Can video generation be infinitely long? Google VideoPoet large model is online, netizens: revolutionary technology

Mona Lisa yawns, a chicken learns to lift an iron... Google VideoPoet's large model performs very well.

At the end of 2023, technology companies are impacting the last level of generative AI-video generation.

On Tuesday this week, the large video generation model proposed by Google went online and immediately attracted people's attention.

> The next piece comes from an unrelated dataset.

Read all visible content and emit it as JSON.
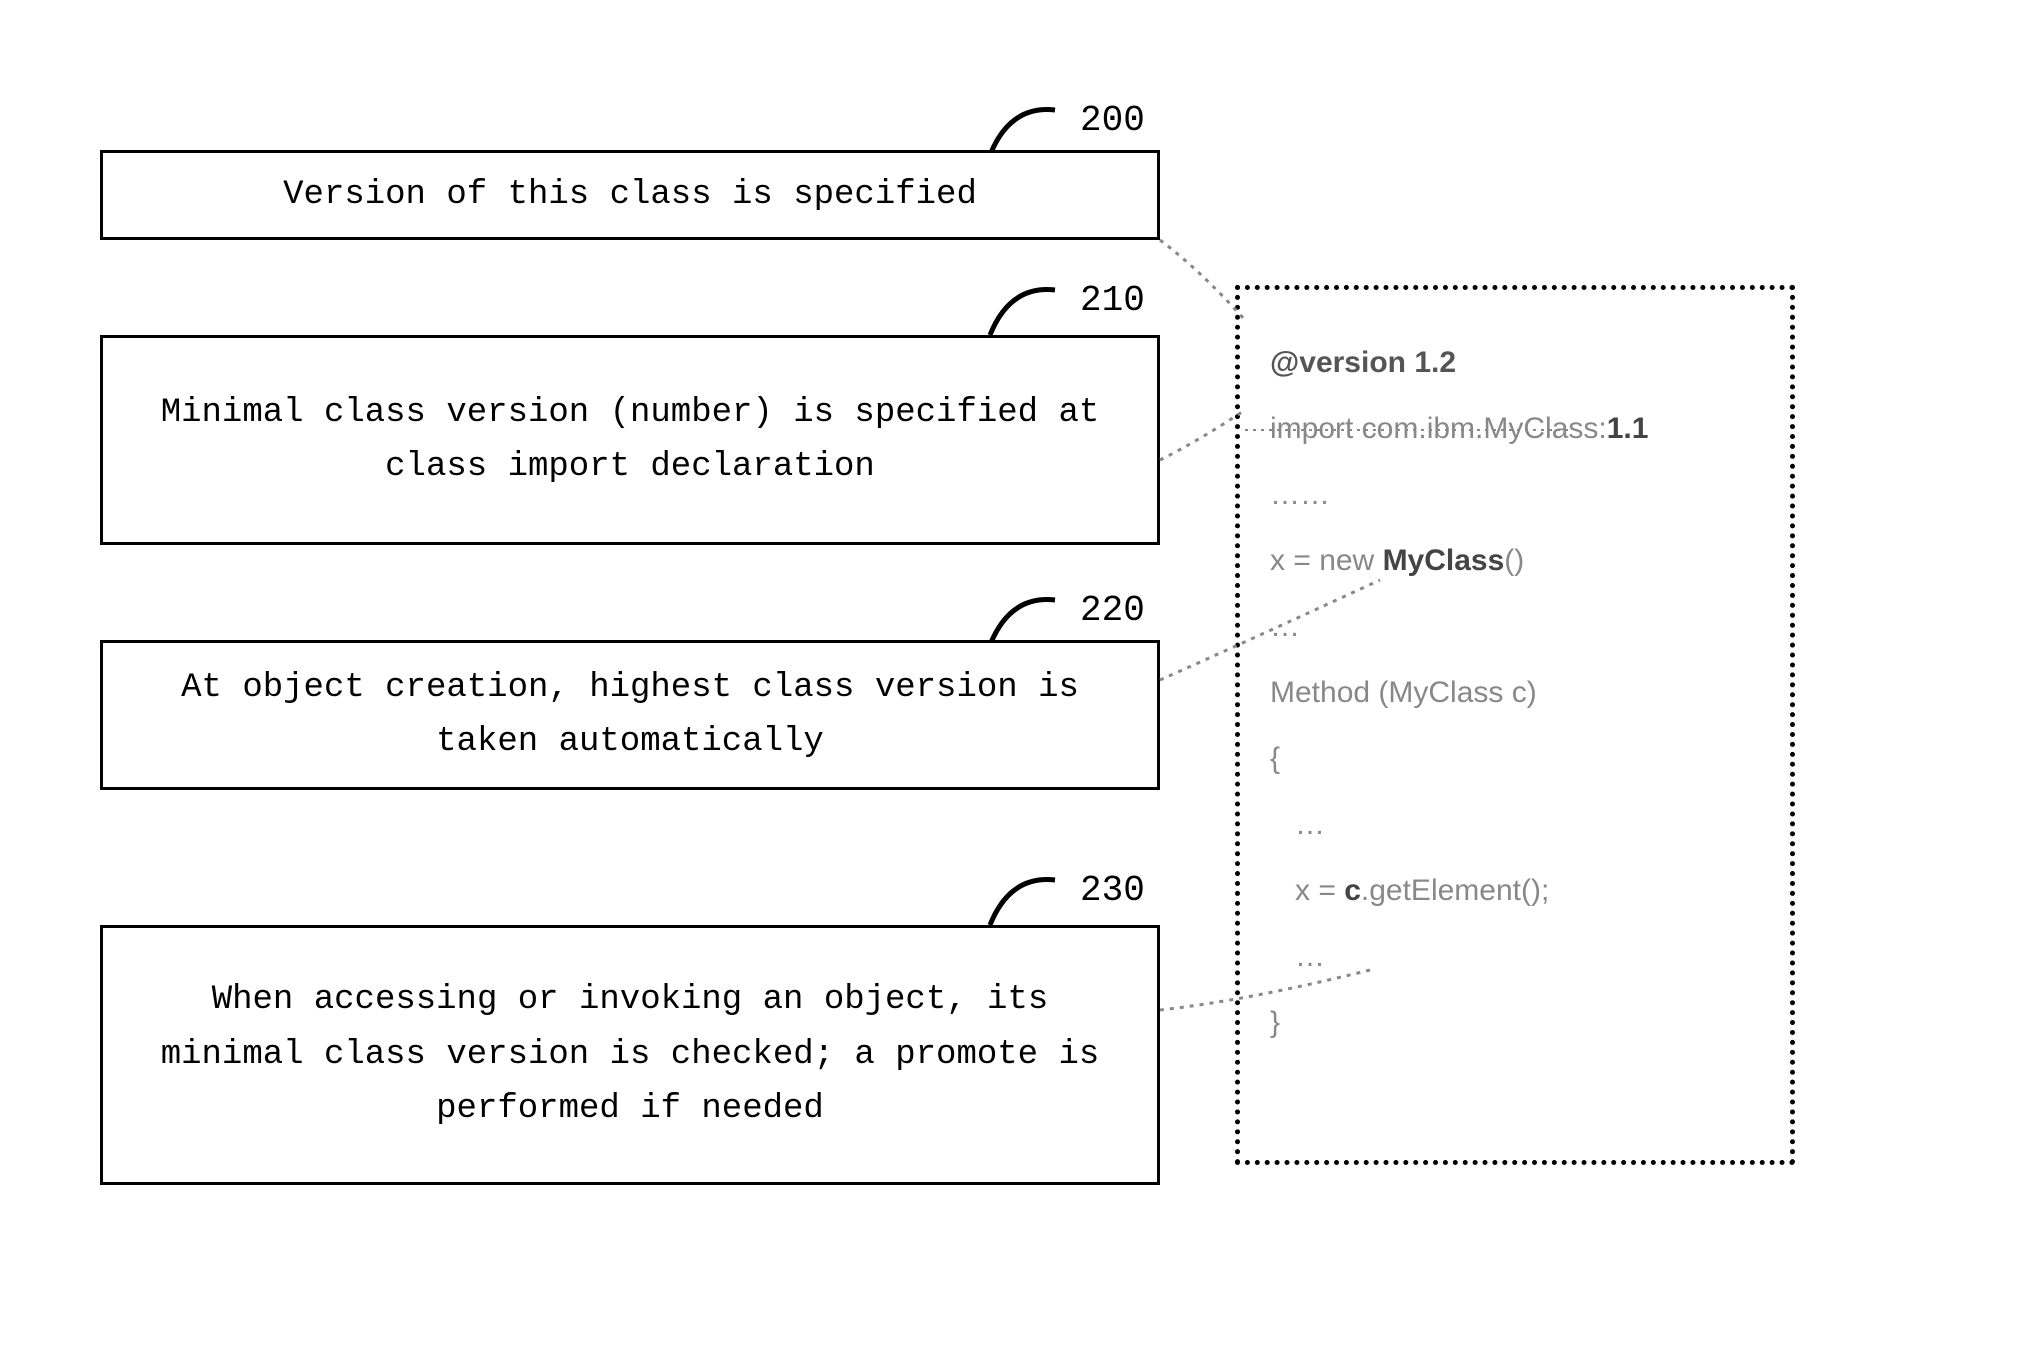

This large language model called VideoPoet is considered a revolutionary zero-shot video generation tool.

VideoPoet can generate videos from text and images, as well as style transfer and video to speech. In effect, it can build diverse and smooth movements.

picture

As soon as the news came out, many people welcomed it: Look at the current few finished products and they look good. The technology for large models is developing too fast.

picture

Some people expressed surprise at the length of the video generated by this large model:

picture

picture

Source: https://twitter.com/cybersphere_ai/status/1737257729167966353

Others say this is a revolutionary large language model.

picture

Some people have also called on Google to make VideoPoet open source as soon as possible. The general trend waits for no one.

With the development of generative AI, there has been a recent wave of new video generation models that demonstrate stunning picture quality. One of the current bottlenecks in video generation is generating coherent large movements. But in many cases, even leading models can only produce smaller motions, or exhibit noticeable artifacts when producing larger motions.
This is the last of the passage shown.